- Born: September 1707 Aston, Runcorn, Cheshire, England
- Died: 8 December 1779 (aged 72) Runcorn, England
- Education: Edinburgh University Leiden University
- Occupation: Physician
- Title: Doctor

= Nathan Alcock =

English physician

Nathan Alcock (September 1707 – 8 December 1779) was an English physician.

==Early life and education==

Nathan Alcock was born at Aston, near Runcorn, Cheshire, England, the second son of David Alcock and his wife Mary née Breck. David Alcock was a descendant of Bishop John Alcock, the founder of Jesus College, Cambridge. He was educated initially by his parents and then at a local school but he left this school, probably because of his dislike of the schoolmaster. He promised his father that he would qualify in medicine in return for a small estate in Wirral, Cheshire, which was worth about £50 a year. He went to medical school at Edinburgh, and then to Leiden where he was taught by Boerhaave and his contemporaries, Gaubius, Albinus, and Gravesand. He graduated M.D. in 1737.

==Medical career==

He returned to England and went to Oxford University. Here he found that one of the professors in the medical faculty gave no lectures and the other did not reside there. He therefore began to give unauthorised lectures in anatomy and chemistry. This led to opposition from the professors who argued that his theological opinions were unsound. However his lectures were popular with the students and he was supported by eminent people including William Blackstone and Robert Lowth (who was later Bishop of London). In 1741 he was granted the degree of M.A. and was incorporated from Jesus College. He graduated B.M. in 1744, and M.D. in 1749. Also in 1749 he was elected a Fellow of the Royal Society and in 1754 was made Fellow of the Royal College of Physicians, London.

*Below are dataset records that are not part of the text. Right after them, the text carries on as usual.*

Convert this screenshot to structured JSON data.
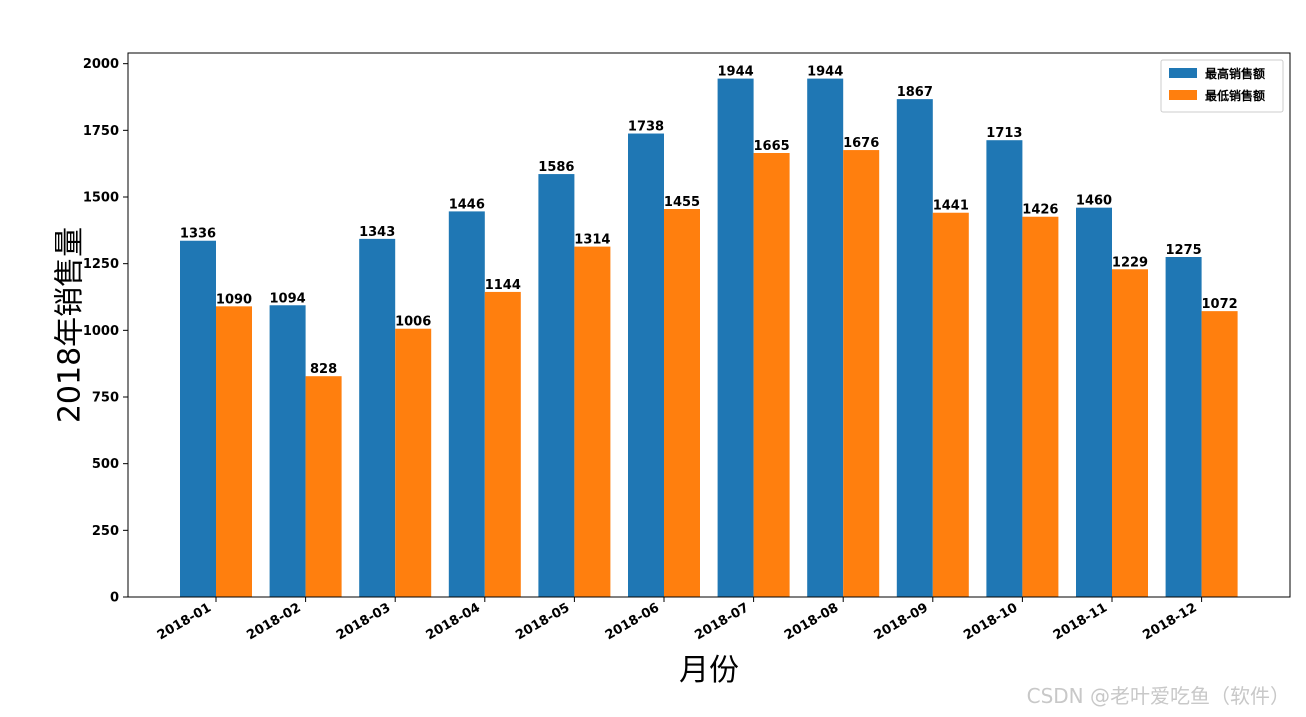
{
  "chart_data": {
    "type": "bar",
    "categories": [
      "2018-01",
      "2018-02",
      "2018-03",
      "2018-04",
      "2018-05",
      "2018-06",
      "2018-07",
      "2018-08",
      "2018-09",
      "2018-10",
      "2018-11",
      "2018-12"
    ],
    "series": [
      {
        "name": "最高销售额",
        "color": "#1f77b4",
        "values": [
          1336,
          1094,
          1343,
          1446,
          1586,
          1738,
          1944,
          1944,
          1867,
          1713,
          1460,
          1275
        ]
      },
      {
        "name": "最低销售额",
        "color": "#ff7f0e",
        "values": [
          1090,
          828,
          1006,
          1144,
          1314,
          1455,
          1665,
          1676,
          1441,
          1426,
          1229,
          1072
        ]
      }
    ],
    "xlabel": "月份",
    "ylabel": "2018年销售量",
    "ylim": [
      0,
      2040
    ],
    "yticks": [
      0,
      250,
      500,
      750,
      1000,
      1250,
      1500,
      1750,
      2000
    ],
    "legend_position": "top-right",
    "grid": false,
    "data_labels": true
  },
  "watermark": "CSDN @老叶爱吃鱼（软件）"
}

He built up a large practice in Oxford and became very wealthy. However, possibly because of ill health, or following the death of a woman he intended to marry, he returned to Runcorn. Here he built up a practice as large as his practice had been in Oxford. He died from a stroke in Runcorn in 1779 and was buried in the parish church there.

Politically he was a whig and theologically he was a follower of Bishop Hoadly. His Leiden thesis was on pneumonia. He published nothing during his lifetime but his brother Thomas, vicar of Runcorn, edited and published his The Rise of Mahomet, Accounted for on Natural and Civil Principles in 1796. Also after Nathan's death, in 1780, Thomas Alcock published his biography entitled Some Memoirs of the Life of Dr. Nathan Alcock.